Hickelgasse 12
Hickelgasse 12
Hickelgasse 12, 1140 WienBaujahr: 1928
Wohnungen: 13
Architekt: Adolf Paar, Hans Paar
Wohnen in Wien
Nach dem Ende des Ersten Weltkrieges wurde die Sozialdemokratie bestimmende Kraft im Wiener Rathaus. 1922 wurde Wien ein selbstständiges Bundesland. Damit war auch der Grundstein für das "Rote Wien" gelegt. Neben Reformen im Gesundheits- und Bildungswesen wurde 1923 ein umfangreiches Bauprogramm gestartet, um für die Bevölkerung menschenwürdige Wohnungen zu schaffen - hell, trocken, mit Wasserleitung und WC ausgestattet, waren sie ein krasser Gegensatz zu den Bassena-Wohnungen in den Mietskasernen. Wesentlicher Teil der Anlagen waren Gemeinschaftseinrichtungen wie Bäder, Kindergärten, Waschküchen, Mütterberatungsstellen, Ambulatorien, Tuberkulosestellen, Turnhallen, Bibliotheken etc.

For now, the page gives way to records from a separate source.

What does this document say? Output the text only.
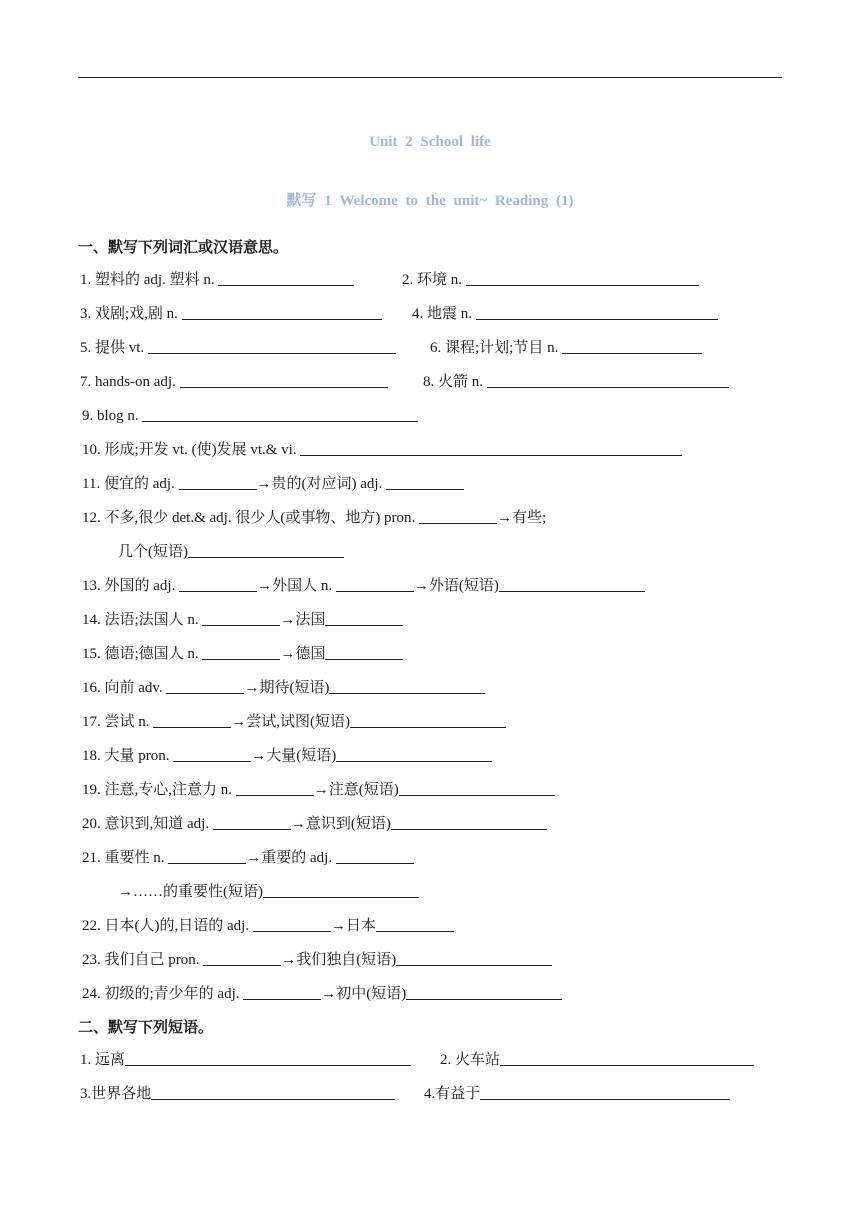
Unit 2 School life
默写 1 Welcome to the unit~ Reading (1)
一、默写下列词汇或汉语意思。
1. 塑料的 adj. 塑料 n.	2. 环境 n.
3. 戏剧;戏,剧 n.	4. 地震 n.
5. 提供 vt.	6. 课程;计划;节目 n.
7. hands-on adj.	8. 火箭 n.
9. blog n.
10. 形成;开发 vt. (使)发展 vt.& vi.
11. 便宜的 adj.	→贵的(对应词) adj.
12. 不多,很少 det.& adj. 很少人(或事物、地方) pron.	→有些;
几个(短语)
13. 外国的 adj.	→外国人 n.	→外语(短语)
14. 法语;法国人 n.	→法国
15. 德语;德国人 n.	→德国
16. 向前 adv.	→期待(短语)
17. 尝试 n.	→尝试,试图(短语)
18. 大量 pron.	→大量(短语)
19. 注意,专心,注意力 n.	→注意(短语)
20. 意识到,知道 adj.	→意识到(短语)
21. 重要性 n.	→重要的 adj.
→……的重要性(短语)
22. 日本(人)的,日语的 adj.	→日本
23. 我们自己 pron.	→我们独自(短语)
24. 初级的;青少年的 adj.	→初中(短语)
二、默写下列短语。
1. 远离	2. 火车站
3.世界各地	4.有益于
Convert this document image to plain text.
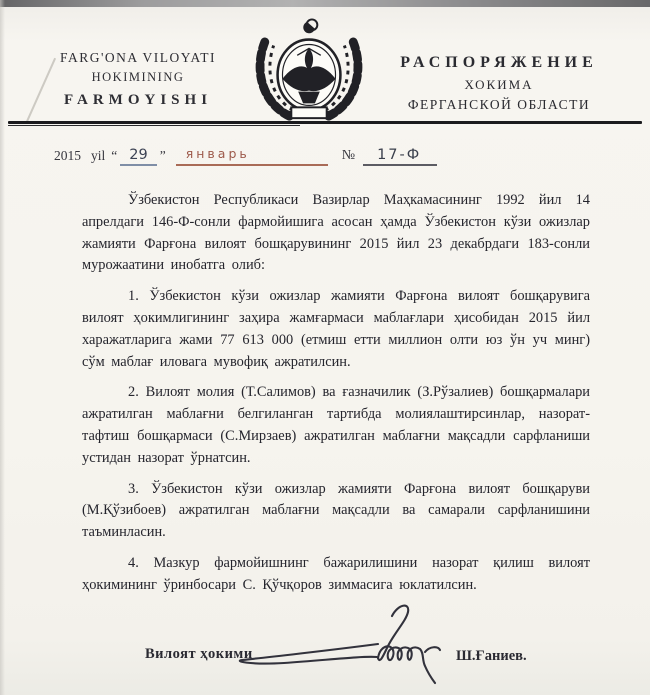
FARG'ONA VILOYATI
HOKIMINING
FARMOYISHI
РАСПОРЯЖЕНИЕ
ХОКИМА
ФЕРГАНСКОЙ ОБЛАСТИ
2015 yil “ 29 ”	январь	№	17-Ф

Ўзбекистон Республикаси Вазирлар Маҳкамасининг 1992 йил 14 апрелдаги 146-Ф-сонли фармойишига асосан ҳамда Ўзбекистон кўзи ожизлар жамияти Фарғона вилоят бошқарувининг 2015 йил 23 декабрдаги 183-сонли мурожаатини инобатга олиб:

1. Ўзбекистон кўзи ожизлар жамияти Фарғона вилоят бошқарувига вилоят ҳокимлигининг заҳира жамғармаси маблағлари ҳисобидан 2015 йил харажатларига жами 77 613 000 (етмиш етти миллион олти юз ўн уч минг) сўм маблағ иловага мувофиқ ажратилсин.

2. Вилоят молия (Т.Салимов) ва ғазначилик (З.Рўзалиев) бошқармалари ажратилган маблағни белгиланган тартибда молиялаштирсинлар, назорат-тафтиш бошқармаси (С.Мирзаев) ажратилган маблағни мақсадли сарфланиши устидан назорат ўрнатсин.

3. Ўзбекистон кўзи ожизлар жамияти Фарғона вилоят бошқаруви (М.Қўзибоев) ажратилган маблағни мақсадли ва самарали сарфланишини таъминласин.

4. Мазкур фармойишнинг бажарилишини назорат қилиш вилоят ҳокимининг ўринбосари С. Қўчқоров зиммасига юклатилсин.

Вилоят ҳокими	Ш.Ғаниев.
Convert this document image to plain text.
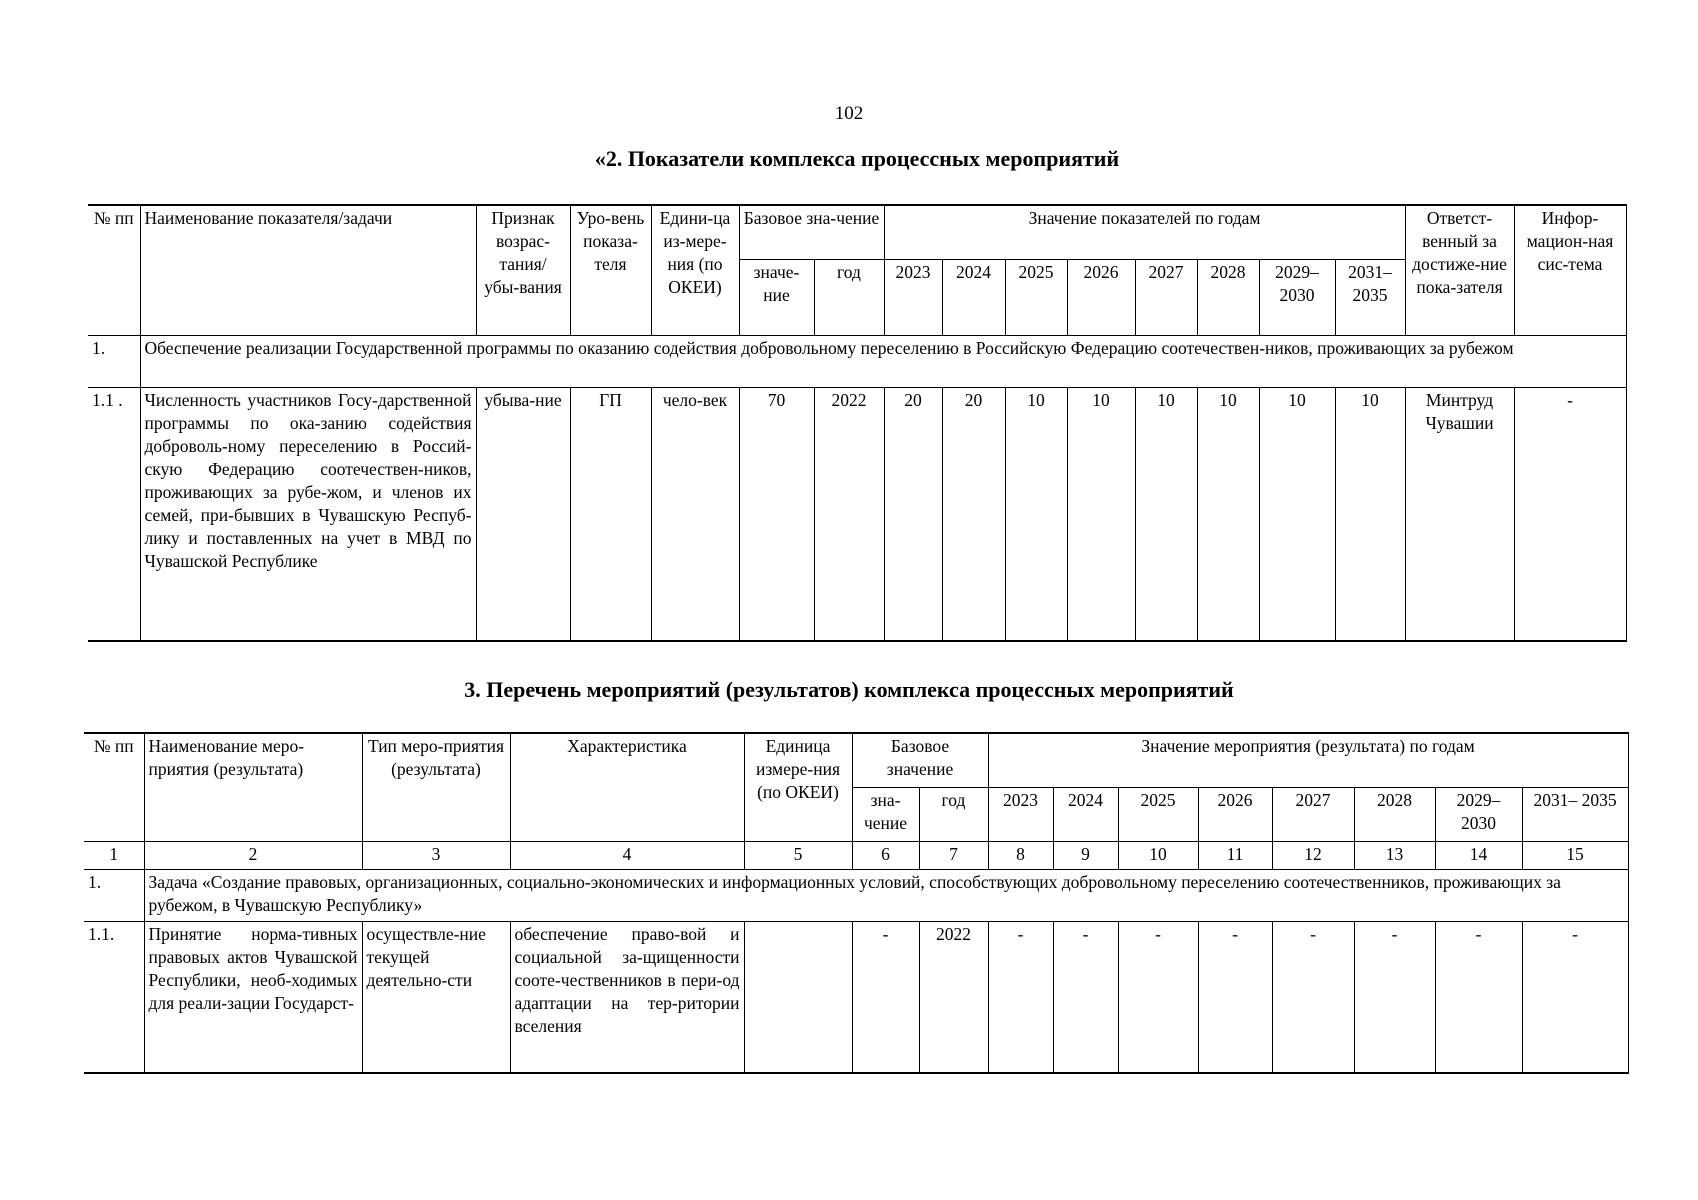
102
«2. Показатели комплекса процессных мероприятий
№ пп	Наименование показателя/задачи	Признак возрас-тания/ убы-вания	Уро-вень показа-теля	Едини-ца из-мере-ния (по ОКЕИ)	Базовое зна-чение		Значение показателей по годам								Ответст-венный за достиже-ние пока-зателя	Инфор-мацион-ная сис-тема
					значе-ние	год	2023	2024	2025	2026	2027	2028	2029– 2030	2031– 2035		
1.	Обеспечение реализации Государственной программы по оказанию содействия добровольному переселению в Российскую Федерацию соотечествен-ников, проживающих за рубежом															
1.1 .	Численность участников Госу-дарственной программы по ока-занию содействия доброволь-ному переселению в Россий-скую Федерацию соотечествен-ников, проживающих за рубе-жом, и членов их семей, при-бывших в Чувашскую Респуб-лику и поставленных на учет в МВД по Чувашской Республике	убыва-ние	ГП	чело-век	70	2022	20	20	10	10	10	10	10	10	Минтруд Чувашии	-
3. Перечень мероприятий (результатов) комплекса процессных мероприятий
№ пп	Наименование меро-приятия (результата)	Тип меро-приятия (результата)	Характеристика	Единица измере-ния (по ОКЕИ)	Базовое значение		Значение мероприятия (результата) по годам							
					зна-чение	год	2023	2024	2025	2026	2027	2028	2029– 2030	2031– 2035
1	2	3	4	5	6	7	8	9	10	11	12	13	14	15
1.	Задача «Создание правовых, организационных, социально-экономических и информационных условий, способствующих добровольному переселению соотечественников, проживающих за рубежом, в Чувашскую Республику»													
1.1.	Принятие норма-тивных правовых актов Чувашской Республики, необ-ходимых для реали-зации Государст-	осуществле-ние текущей деятельно-сти	обеспечение право-вой и социальной за-щищенности сооте-чественников в пери-од адаптации на тер-ритории вселения		-	2022	-	-	-	-	-	-	-	-
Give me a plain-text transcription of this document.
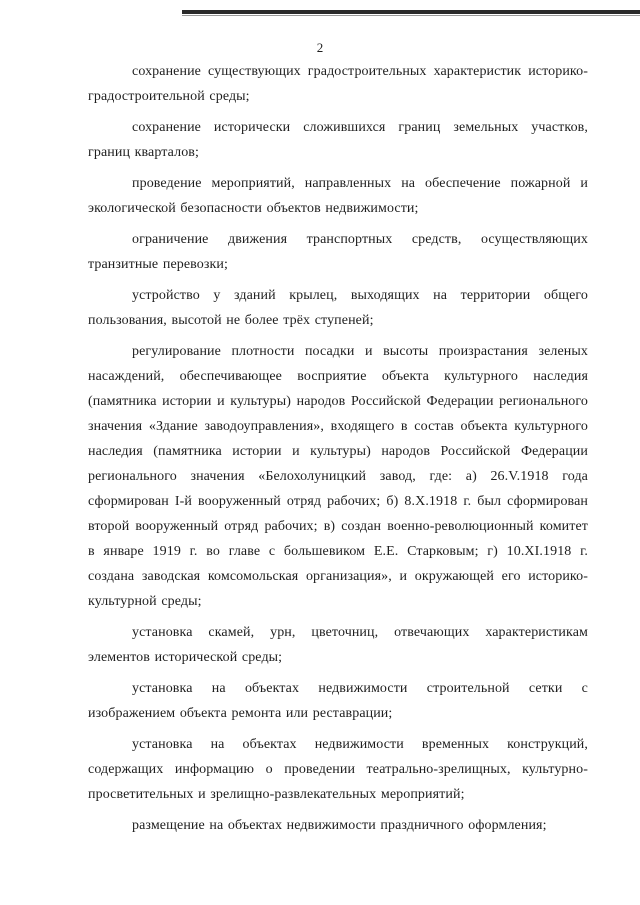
2

сохранение существующих градостроительных характеристик историко-градостроительной среды;

сохранение исторически сложившихся границ земельных участков, границ кварталов;

проведение мероприятий, направленных на обеспечение пожарной и экологической безопасности объектов недвижимости;

ограничение движения транспортных средств, осуществляющих транзитные перевозки;

устройство у зданий крылец, выходящих на территории общего пользования, высотой не более трёх ступеней;

регулирование плотности посадки и высоты произрастания зеленых насаждений, обеспечивающее восприятие объекта культурного наследия (памятника истории и культуры) народов Российской Федерации регионального значения «Здание заводоуправления», входящего в состав объекта культурного наследия (памятника истории и культуры) народов Российской Федерации регионального значения «Белохолуницкий завод, где: а) 26.V.1918 года сформирован I-й вооруженный отряд рабочих; б) 8.X.1918 г. был сформирован второй вооруженный отряд рабочих; в) создан военно-революционный комитет в январе 1919 г. во главе с большевиком Е.Е. Старковым; г) 10.XI.1918 г. создана заводская комсомольская организация», и окружающей его историко-культурной среды;

установка скамей, урн, цветочниц, отвечающих характеристикам элементов исторической среды;

установка на объектах недвижимости строительной сетки с изображением объекта ремонта или реставрации;

установка на объектах недвижимости временных конструкций, содержащих информацию о проведении театрально-зрелищных, культурно-просветительных и зрелищно-развлекательных мероприятий;

размещение на объектах недвижимости праздничного оформления;
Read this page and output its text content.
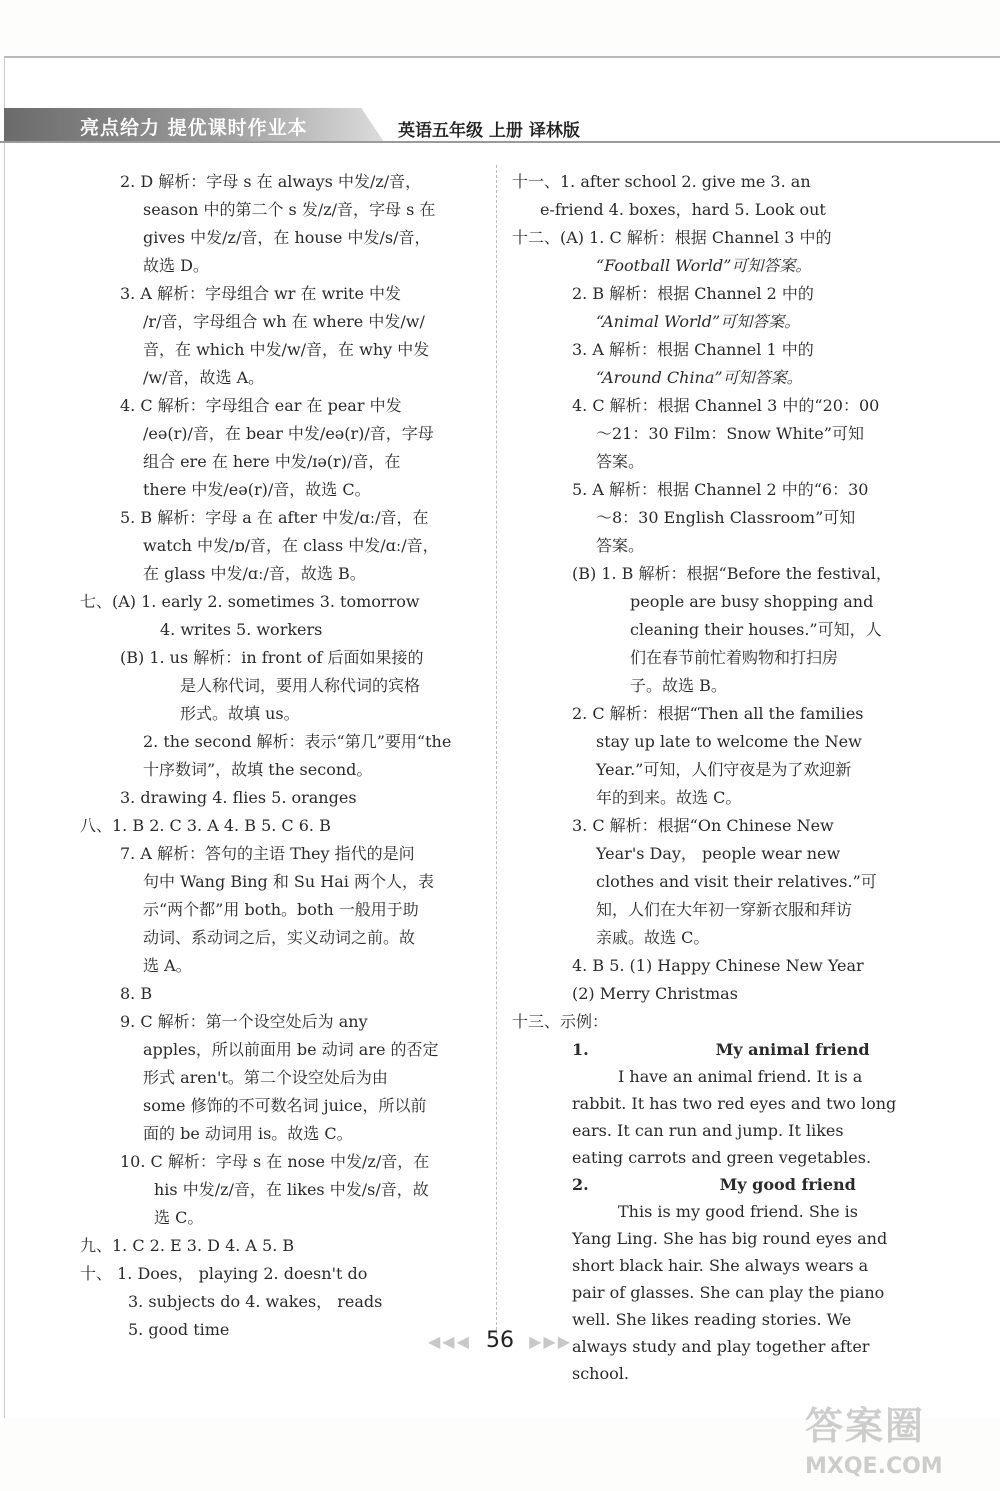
亮点给力 提优课时作业本	英语五年级 上册 译林版
2. D 解析：字母 s 在 always 中发/z/音，
season 中的第二个 s 发/z/音，字母 s 在
gives 中发/z/音，在 house 中发/s/音，
故选 D。
3. A 解析：字母组合 wr 在 write 中发
/r/音，字母组合 wh 在 where 中发/w/
音，在 which 中发/w/音，在 why 中发
/w/音，故选 A。
4. C 解析：字母组合 ear 在 pear 中发
/eə(r)/音，在 bear 中发/eə(r)/音，字母
组合 ere 在 here 中发/ɪə(r)/音，在
there 中发/eə(r)/音，故选 C。
5. B 解析：字母 a 在 after 中发/ɑː/音，在
watch 中发/ɒ/音，在 class 中发/ɑː/音，
在 glass 中发/ɑː/音，故选 B。
七、(A) 1. early 2. sometimes 3. tomorrow
4. writes 5. workers
(B) 1. us 解析：in front of 后面如果接的
是人称代词，要用人称代词的宾格
形式。故填 us。
2. the second 解析：表示“第几”要用“the
十序数词”，故填 the second。
3. drawing 4. flies 5. oranges
八、1. B 2. C 3. A 4. B 5. C 6. B
7. A 解析：答句的主语 They 指代的是问
句中 Wang Bing 和 Su Hai 两个人，表
示“两个都”用 both。both 一般用于助
动词、系动词之后，实义动词之前。故
选 A。
8. B
9. C 解析：第一个设空处后为 any
apples，所以前面用 be 动词 are 的否定
形式 aren't。第二个设空处后为由
some 修饰的不可数名词 juice，所以前
面的 be 动词用 is。故选 C。
10. C 解析：字母 s 在 nose 中发/z/音，在
his 中发/z/音，在 likes 中发/s/音，故
选 C。
九、1. C 2. E 3. D 4. A 5. B
十、 1. Does， playing 2. doesn't do
3. subjects do 4. wakes， reads
5. good time
十一、1. after school 2. give me 3. an
e-friend 4. boxes，hard 5. Look out
十二、(A) 1. C 解析：根据 Channel 3 中的
“Football World”可知答案。
2. B 解析：根据 Channel 2 中的
“Animal World”可知答案。
3. A 解析：根据 Channel 1 中的
“Around China”可知答案。
4. C 解析：根据 Channel 3 中的“20：00
～21：30 Film：Snow White”可知
答案。
5. A 解析：根据 Channel 2 中的“6：30
～8：30 English Classroom”可知
答案。
(B) 1. B 解析：根据“Before the festival，
people are busy shopping and
cleaning their houses.”可知，人
们在春节前忙着购物和打扫房
子。故选 B。
2. C 解析：根据“Then all the families
stay up late to welcome the New
Year.”可知，人们守夜是为了欢迎新
年的到来。故选 C。
3. C 解析：根据“On Chinese New
Year's Day， people wear new
clothes and visit their relatives.”可
知，人们在大年初一穿新衣服和拜访
亲戚。故选 C。
4. B 5. (1) Happy Chinese New Year
(2) Merry Christmas
十三、示例：
1.	My animal friend
I have an animal friend. It is a
rabbit. It has two red eyes and two long
ears. It can run and jump. It likes
eating carrots and green vegetables.
2.	My good friend
This is my good friend. She is
Yang Ling. She has big round eyes and
short black hair. She always wears a
pair of glasses. She can play the piano
well. She likes reading stories. We
always study and play together after
school.
◀◀◀ 56 ▶▶▶
答案圈
MXQE.COM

Die Stadt Wien errichtete in der Zwischenkriegszeit 63.000 Wohnungen.
Geschichte
Im Einzugsgebiet des ehemaligen Betriebsbahnhofs der Wiener Verkehrsbetriebe an der Hütteldorfer Straße, wo sich vormals Äcker und Gärten befanden, erwarb die Gemeinde Wien ab 1924 zahlreiche Bauplätze, um sie für den Wohnbau zu nutzen. So entstanden zwischen Meiselstraße, Drechsler- und Gurkgasse Ende der 1920er Jahre zahlreiche Gemeindebauten, die durch ihre kontrastreiche Architektur diesen Teil des 14. Bezirks bis heute prägen.
Die Architektur
Das fünfgeschoßige Wohnhaus fügt sich in die bestehende Bebauung ein. Die Straßenfassade wird im Erdgeschoß durch zwei Geschäftslokale und das Eingangsportal symmetrisch gegliedert. In den Obergeschoßen sind über dem Eingang breite Halbloggien angeordnet, sie sind das zentrale Gliederungselement der Fassade. Die Rundfenster seitlich des Portals sowie die Rahmung der Loggien aus Klinkersteinen und dreiteiligen Schlusssteinen sind schmückende Details. Auf der Hofseite dominiert der turmartig von der Hauswand vortretende Bauteil des Stiegenhauses das Erscheinungsbild. An ihn schließen sich seitlich Gitterbalkone an. Mit seiner einfachen Fassadengliederung und dem sparsamen Einsatz von Gestaltungselementen ist der Bau ein interessantes Beispiel für die Abkehr von der expressiven Gemeindebauarchitektur der 1920er Jahre. Wie bei den Großwohnanlagen jener Zeit, erfüllt auch das kleine Wohnhaus die Forderungen nach einer optimalen Erschließung des Baus und einem geräumigen Hof. Auf jedem Geschoß befinden sich zwei bis drei Wohnungen mit eigenem Balkon. Der ursprünglich mit einer Brunnenanlage geplante Hof wurde mit dem des Gemeindebaus Cervantesgasse 3 verbunden.
Der Name
Die Straße ist seit 1893 nach dem Porträtmaler Joseph Hickel (1736-1807) benannt. Hickel war k.k. Kammermaler und Mitglied der Akademie der bildenden Künste. Er schuf zahlreiche Schauspielerportraits für die Galerie des Burgtheaters und porträtierte mehrfach Kaiser Joseph II.
Architekten
Adolf Paar - Der in Mähren geborene Adolf Paar (1889-1964) besuchte zunächst die Wiener Kunstgewerbeschule, bevor er nach geleistetem Kriegsdienst an der Technischen Hochschule Wien und an der Akademie der bildenden Künste bei Peter Behrens studierte, wo er 1923 sein Diplom erhielt. In Arbeitsgemeinschaft mit seinem Bruder Hans Paar plante er in den 1920er-Jahren mehrere Wohnanlagen für die Gemeinde Wien, so etwa den Plocekhof in Wien 20 (Denisgasse 54, 1925; zusammen mit Paul May) und das Wohnhaus Hickelgasse 12 in Wien 14 (1928). Ab 1930 waren die Brüder vorwiegend in ihrer alten Heimat Mähren tätig.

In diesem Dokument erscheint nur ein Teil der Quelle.